El V Centenario hizo circular la versión oficial del encuentro entre culturas. Explicación edulcorada pero al mismo tiempo receptora de críticas a la colonización, abierto desde la década de los 60", señala Carlos Masotta, profesional principal del Conicet en el Instituto Nacional de Antropología y Pensamiento Latinoamericano.
"Lo nuevo al respecto fue que todo lo que se hizo desde entonces con la efemérides, respondió a lo que los movimientos lograban, más o menos en conflicto con las políticas de Estado locales. Los diversos casos de resemantización de la efeméride deben observarse en esta perspectiva", dice Masotta. Y efectivamente, el Día de la Raza, pasó a llamarse Día de la Interculturalidad en Ecuador; De la Descolonización en Venezuela; de la Resistencia Indígena en Nicaragua y Bolivia, y de Respeto a la Diversidad Cultural en Argentina.
El historiador Gregorio Caro Figueroa, en cambio, señala: "La demolición o construcción de monumentos responde más a un manejo político de los símbolos. Hay que dejar que la investigación sea la que hable. Pero si tenemos de antemano una posición antes de investigar, eso es otra historia diferente a la búsqueda de esclarecimiento para comprender y superar las cosas. Quitar nombres de calles, por ejemplo.
En Alemania del Este había una calle Carlos Marx, que luego de la unificación, siguió llamándose igual. Es parte de la madurez de un país considerar al pasado aunque no nos guste. Pero el pasado que no pasa, nos deja atrapados en alimentarlo", señala. Con respecto a los datos de la "masacre" de aborígenes por parte de España, señala que "también es un tema muy complejo al que hay que tomar con pinzas.

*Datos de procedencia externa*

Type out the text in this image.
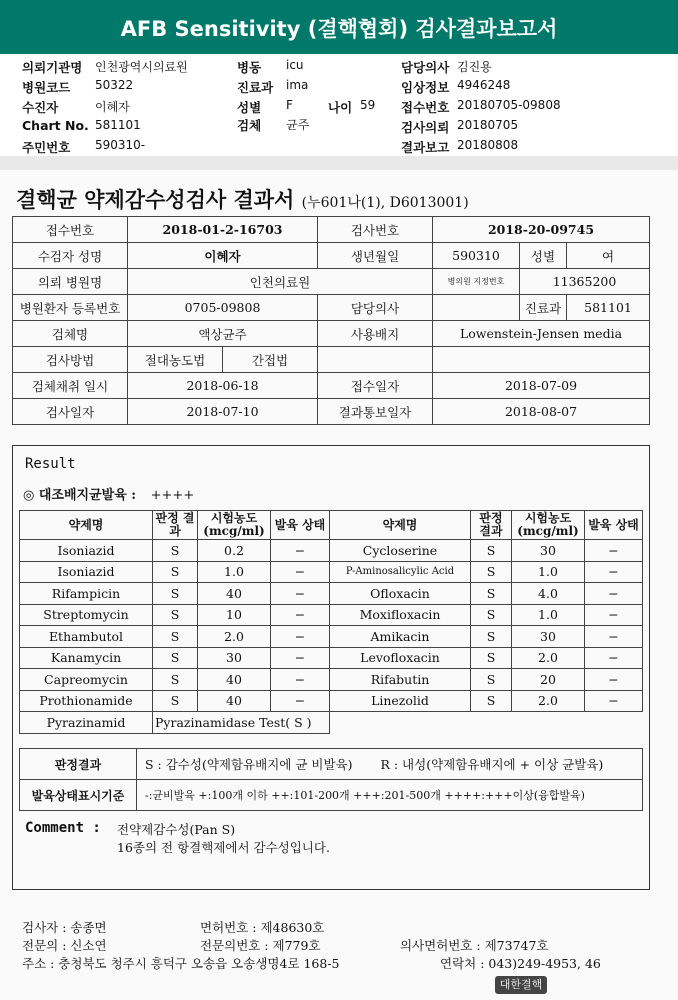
AFB Sensitivity (결핵협회) 검사결과보고서
의뢰기관명 인천광역시의료원	병동 icu	담당의사 김진용
병원코드 50322	진료과 ima	임상정보 4946248
수진자	이혜자	성별 F	나이 59 접수번호 20180705-09808
Chart No. 581101	검체 균주	검사의뢰 20180705
주민번호 590310-	결과보고 20180808
결핵균 약제감수성검사 결과서 (누601나(1), D6013001)
접수번호	2018-01-2-16703		검사번호	2018-20-09745		
수검자 성명	이혜자		생년월일	590310	성별	여
의뢰 병원명	인천의료원			병의원 지정번호	11365200	
병원환자 등록번호	0705-09808		담당의사		진료과	581101
검체명	액상균주		사용배지	Lowenstein-Jensen media		
검사방법	절대농도법	간접법				
검체채취 일시	2018-06-18		접수일자	2018-07-09		
검사일자	2018-07-10		결과통보일자	2018-08-07		
Result
◎ 대조배지균발육 : ++++
약제명	판정 결과	시험농도 (mcg/ml)	발육 상태	약제명	판정 결과	시험농도 (mcg/ml)	발육 상태
Isoniazid	S	0.2	−	Cycloserine	S	30	−
Isoniazid	S	1.0	−	P-Aminosalicylic Acid	S	1.0	−
Rifampicin	S	40	−	Ofloxacin	S	4.0	−
Streptomycin	S	10	−	Moxifloxacin	S	1.0	−
Ethambutol	S	2.0	−	Amikacin	S	30	−
Kanamycin	S	30	−	Levofloxacin	S	2.0	−
Capreomycin	S	40	−	Rifabutin	S	20	−
Prothionamide	S	40	−	Linezolid	S	2.0	−
Pyrazinamid	Pyrazinamidase Test( S )						
판정결과	S : 감수성(약제함유배지에 균 비발육) R : 내성(약제함유배지에 + 이상 균발육)
발육상태표시기준	-:균비발육 +:100개 이하 ++:101-200개 +++:201-500개 ++++:+++이상(융합발육)
Comment : 전약제감수성(Pan S)
16종의 전 항결핵제에서 감수성입니다.
검사자 : 송종면	면허번호 : 제48630호
전문의 : 신소연	전문의번호 : 제779호	의사면허번호 : 제73747호
주소 : 충청북도 청주시 흥덕구 오송읍 오송생명4로 168-5	연락처 : 043)249-4953, 46
대한결핵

Lo primero que dejó en claro la investigación es que muchos murieron por enfermedades que eran hasta entonces desconocidas. Claro que hubo muertes por abusos, pero era paradójico, porque los españoles que venían a América eran pocos y había una enorme cantidad de trabajo que necesitaba de mano de obra. Y si ellos masacraban a los aborígenes estaban impidiendo su propia riqueza. También porque luego comenzaron a tributar impuestos.
Otro hecho es que en los padrones los aborígenes se anotaban como españoles. Y otro punto es que a diferencia de otros imperios, el español se mezclaba con las mujeres aborígenes y daban paso al nacimiento de los criollos. Otro dato es que los primeros que denunciaron los abusos fueron los mimos españoles. Incluso hubo legislación reparatoria. Los indígenas fueron incorporados al cristianismo, que a su vez incorporó elementos de sus creencia. Esto no refleja una cosa oscura, sino el lado humano.

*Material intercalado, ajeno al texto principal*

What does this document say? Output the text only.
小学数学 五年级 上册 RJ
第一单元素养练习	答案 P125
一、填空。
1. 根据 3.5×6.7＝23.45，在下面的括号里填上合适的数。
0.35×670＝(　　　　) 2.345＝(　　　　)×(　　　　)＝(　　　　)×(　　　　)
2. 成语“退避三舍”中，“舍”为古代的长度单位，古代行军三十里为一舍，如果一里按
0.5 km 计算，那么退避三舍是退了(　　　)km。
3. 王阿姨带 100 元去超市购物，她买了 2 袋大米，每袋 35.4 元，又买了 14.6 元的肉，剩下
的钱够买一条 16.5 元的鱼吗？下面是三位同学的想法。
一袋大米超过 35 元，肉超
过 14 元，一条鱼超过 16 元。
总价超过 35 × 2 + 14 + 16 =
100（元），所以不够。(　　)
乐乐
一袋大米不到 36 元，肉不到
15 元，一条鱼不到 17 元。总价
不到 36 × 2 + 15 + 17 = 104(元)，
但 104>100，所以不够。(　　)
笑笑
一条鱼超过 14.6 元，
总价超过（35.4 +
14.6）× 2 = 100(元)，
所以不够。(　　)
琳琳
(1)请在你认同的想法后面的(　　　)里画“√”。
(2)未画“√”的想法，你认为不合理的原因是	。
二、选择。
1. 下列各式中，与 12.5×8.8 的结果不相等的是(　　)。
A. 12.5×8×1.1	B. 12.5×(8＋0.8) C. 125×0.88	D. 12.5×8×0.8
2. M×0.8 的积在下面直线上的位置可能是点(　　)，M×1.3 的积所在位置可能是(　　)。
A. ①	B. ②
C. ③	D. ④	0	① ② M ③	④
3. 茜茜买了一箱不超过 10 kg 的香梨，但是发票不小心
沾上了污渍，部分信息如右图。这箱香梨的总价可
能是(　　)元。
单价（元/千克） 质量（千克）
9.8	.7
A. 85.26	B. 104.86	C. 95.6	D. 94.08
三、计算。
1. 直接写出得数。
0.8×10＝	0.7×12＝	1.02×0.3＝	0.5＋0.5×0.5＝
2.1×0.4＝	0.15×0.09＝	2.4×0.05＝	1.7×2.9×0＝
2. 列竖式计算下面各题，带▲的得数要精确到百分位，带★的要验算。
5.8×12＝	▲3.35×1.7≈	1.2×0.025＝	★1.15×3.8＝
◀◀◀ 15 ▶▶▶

El tema, más allá de todas las consideraciones, es que en el descubrimiento se incorpora al mundo conocido un enorme territorio del que muy pocos tipos se ocupan, construyendo poblados, trayendo y llevando elementos como caballos o la papa. Hay que ver que el fenómeno tiene muchos matices, tanto positivos como negativos, pero no hay que sugerir condenas ni salvaciones", asegura Caro Figueroa.